The initial focus of NTP was on supplementing and complementing DoT. If we accept that DoT was short of resources as argued by DoT, a case could be made for inducting private sector to fill this gap. However, introducing competition in basic services was completely different. Competition in basic services, particularly local telephones, has not been introduced in any of the advanced countries. It means a costly duplication of resources and providing right of the way to multiple operators. Wherever competition is being introduced, it is coming in with alternate technologies like wireless, cable TV network or in value added services that ride on top of the network.

The decision to offer the circle as a unit had the other implication that a portion of the long distance revenue would also be available to the private sector. The importance of long distance revenue is that it is the basis of the provision of cheap telecom access to the subscribers. In the initial development of a network, the most important aspect is the expansion of the network. This expansion help in the overall growth of revenue as connectivity allows a much higher volume of traffic. If access is made expensive, then profit per line could be high but telecom growth low. Therefore the long distance traffic is used to subsidise the expansion of the network and provision of cheap connection to backward areas and less affluent section of the subscribers.

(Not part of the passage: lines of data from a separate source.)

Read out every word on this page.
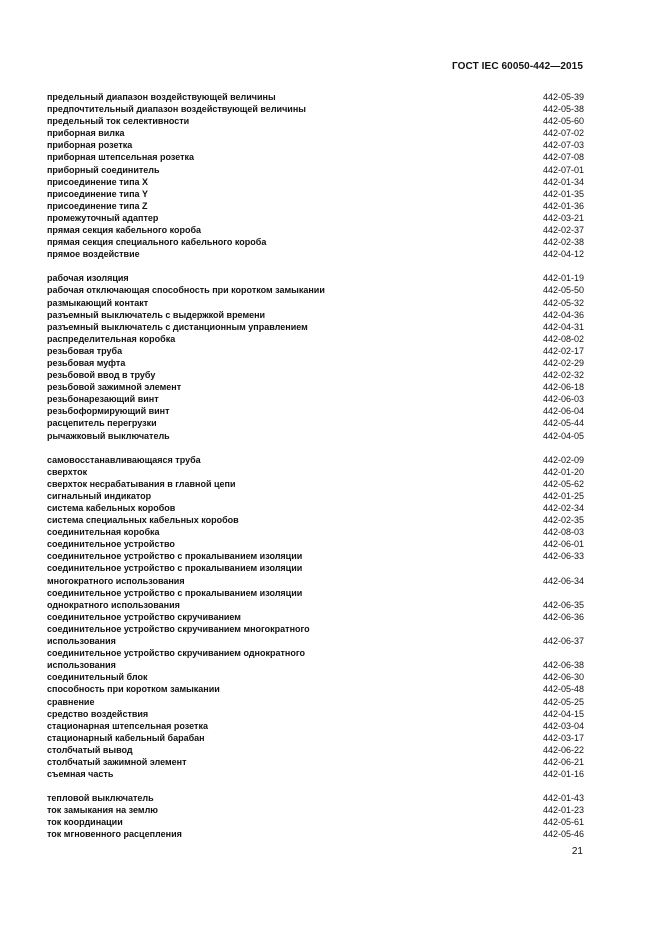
ГОСТ IEC 60050-442—2015
предельный диапазон воздействующей величины	442-05-39
предпочтительный диапазон воздействующей величины	442-05-38
предельный ток селективности	442-05-60
приборная вилка	442-07-02
приборная розетка	442-07-03
приборная штепсельная розетка	442-07-08
приборный соединитель	442-07-01
присоединение типа X	442-01-34
присоединение типа Y	442-01-35
присоединение типа Z	442-01-36
промежуточный адаптер	442-03-21
прямая секция кабельного короба	442-02-37
прямая секция специального кабельного короба	442-02-38
прямое воздействие	442-04-12
рабочая изоляция	442-01-19
рабочая отключающая способность при коротком замыкании	442-05-50
размыкающий контакт	442-05-32
разъемный выключатель с выдержкой времени	442-04-36
разъемный выключатель с дистанционным управлением	442-04-31
распределительная коробка	442-08-02
резьбовая труба	442-02-17
резьбовая муфта	442-02-29
резьбовой ввод в трубу	442-02-32
резьбовой зажимной элемент	442-06-18
резьбонарезающий винт	442-06-03
резьбоформирующий винт	442-06-04
расцепитель перегрузки	442-05-44
рычажковый выключатель	442-04-05
самовосстанавливающаяся труба	442-02-09
сверхток	442-01-20
сверхток несрабатывания в главной цепи	442-05-62
сигнальный индикатор	442-01-25
система кабельных коробов	442-02-34
система специальных кабельных коробов	442-02-35
соединительная коробка	442-08-03
соединительное устройство	442-06-01
соединительное устройство с прокалыванием изоляции	442-06-33
соединительное устройство с прокалыванием изоляции многократного использования	442-06-34
соединительное устройство с прокалыванием изоляции однократного использования	442-06-35
соединительное устройство скручиванием	442-06-36
соединительное устройство скручиванием многократного использования	442-06-37
соединительное устройство скручиванием однократного использования	442-06-38
соединительный блок	442-06-30
способность при коротком замыкании	442-05-48
сравнение	442-05-25
средство воздействия	442-04-15
стационарная штепсельная розетка	442-03-04
стационарный кабельный барабан	442-03-17
столбчатый вывод	442-06-22
столбчатый зажимной элемент	442-06-21
съемная часть	442-01-16
тепловой выключатель	442-01-43
ток замыкания на землю	442-01-23
ток координации	442-05-61
ток мгновенного расцепления	442-05-46
21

A number of committees had examined this aspect of telecom network — the Murthy Committee[x], the ICICI Telecom Working Group[xi], the Joshi Committee[xii] All of them had recommended that the long distance network should continue to be with DoT and provide the necessary revenue for this cross subsidy and only Secondary Switching Areas be given to private operators. Making the circle as the unit of operations meant that this portion of the revenue would not be available for extending the telecom services to less well off subscribers. As we shall see later, this was a huge transfer of revenue — for only 10 states this transfer to the private operators is equal to more than Rs. 70,000 crore

Tender for Basic Services in Telecom
From the beginning, it was clear that more than any other goal, the Government wanted to finish the process of award of license as early as possible. Sukh Ram even talked of the tendering process being completed within three to four months. A tender document was prepared in a hurry and floated by January 1995[xiii]. Soon after, the bidders raised a number of queries to the tender document, a whole range of them pertaining to the evaluation criteria that DoT was going to adopt and the nature of the regulatory body that would be set up for functioning of the sector. The total number of such queries came to over 500 and the Government found itself in difficulty over answering clearly many of the queries.

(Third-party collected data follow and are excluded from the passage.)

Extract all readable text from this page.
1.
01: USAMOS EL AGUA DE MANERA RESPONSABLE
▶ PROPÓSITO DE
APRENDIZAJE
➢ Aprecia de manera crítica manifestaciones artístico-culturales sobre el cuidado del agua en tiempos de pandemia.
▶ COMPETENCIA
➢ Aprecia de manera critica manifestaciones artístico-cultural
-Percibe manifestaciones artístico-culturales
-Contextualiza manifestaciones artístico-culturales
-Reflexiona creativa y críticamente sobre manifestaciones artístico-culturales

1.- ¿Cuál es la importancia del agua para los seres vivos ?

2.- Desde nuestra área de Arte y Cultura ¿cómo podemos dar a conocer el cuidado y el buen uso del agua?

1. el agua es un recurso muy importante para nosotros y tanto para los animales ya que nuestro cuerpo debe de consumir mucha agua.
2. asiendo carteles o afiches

There were significant departures in the tender terms and conditions from the NTP objectives. There were also certain new features that were introduced. The major departure in the tender was the insistence that the party bidding must have in the consortia a company with experience of 5 lakh DELs and such a party must have at least 10% equity. As Indian companies have not been allowed into to basic services, this made foreign participation mandatory and gave the foreign partner a leverage well beyond its equity contribution. The second was to deny even the biggest of public sector units in telecom an opportunity to enter telecom services while opening the doors for foreign companies. The third element was to whittle away the importance of Village Telephones by restricting this obligation to one Village Public Telephone per village. The telecom tender also categorised each Circle as A, B, and C based on their revenue potential.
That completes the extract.